To-night this solemn moon is cold and strange,
No friendly face she has for us — and yet
There was no magic mood, no secret change,
No whim of hers we knew not long ago.
Come out upon our moon-capped hill with me,
Come watch: old lovers of the moon are we.

David, I mind a day when we were young, —
I was a baby then, or scarcely more,
And you fourteen or so, an eager boy, —
I see a river, and a boat that swung
Into the sunset as you dipped the oar,
And watched me sitting breathless, dumb with joy:
For we had run away, and no one knew —
It was a secret, splendid thing to do!

And ah! the evening river, sunset-kissed,
Flame upon liquid flame till all grew blurred
(Breaking and fading round our quiet boat)
Into the dark and cool-washed river-side,
Where still an opal flicker came and went,
Where the thin poplars wrapped their limbs in mist,
And singing shadows — were they rushes? — stirred!
And suddenly we saw the moon afloat,
A drifting flower on a drifting tide:

But when, alas, I stretched my arms and bent
Striving to capture her, she slipped, and lo!
Back through my hands in shattered silver ran.
I think I hear your mocking laughter: " Oh!
Look, the poor moon! — the moon is broken, Anne! "

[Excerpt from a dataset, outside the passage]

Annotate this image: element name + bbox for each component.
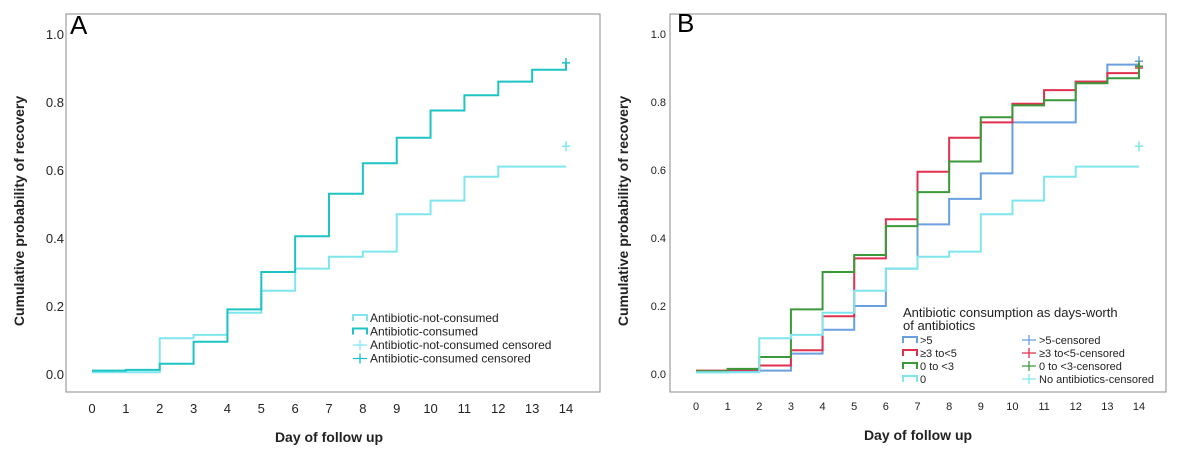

Do you remember, too, another night,
The tossing moon, the wind, the flying chase,
The maddest moon that ever we had seen,
Whipped forward by the cloud-rack in its flight
Across her hunted, terror-twisted face?


And once, like some high, tragic, stricken queen
She rose up slow ... we hid our eyes and said
Something she saw was lost, or changed — or dead.
And now again, as years and years ago
We see her, mounting, cast her clouds, once more
Bound in a girdle of enchanted light
Forth from the hill, a ghostly ship, she glides,
Swimming in deeps of lilac-coloured air. . . .
Oh, luminous and silent fields we know,
Oh hill of many million moons of yore,
And you, old breathless trees, how changed to-night!
Up, up my magic moon! ... In purple tides
The cold sky darkens now, save only where
Its waves come surging round her shining way.
See, she smiles, she has us 'neath a spell:
David, speak now, maybe I cannot tell
What of her mystic meaning we should say.


Art dumb? So long ago, thou dost forget? ...
Reveal thyself, enchantress, smile again!
He has forgot thee, but I know thee yet,
I would not lose the moment: turn! ... in vain! —
Inscrutable she goes, estranged and dead.
Alas, poor David, when she spoke so plain. . . .
Alas for me, the little hour is fled!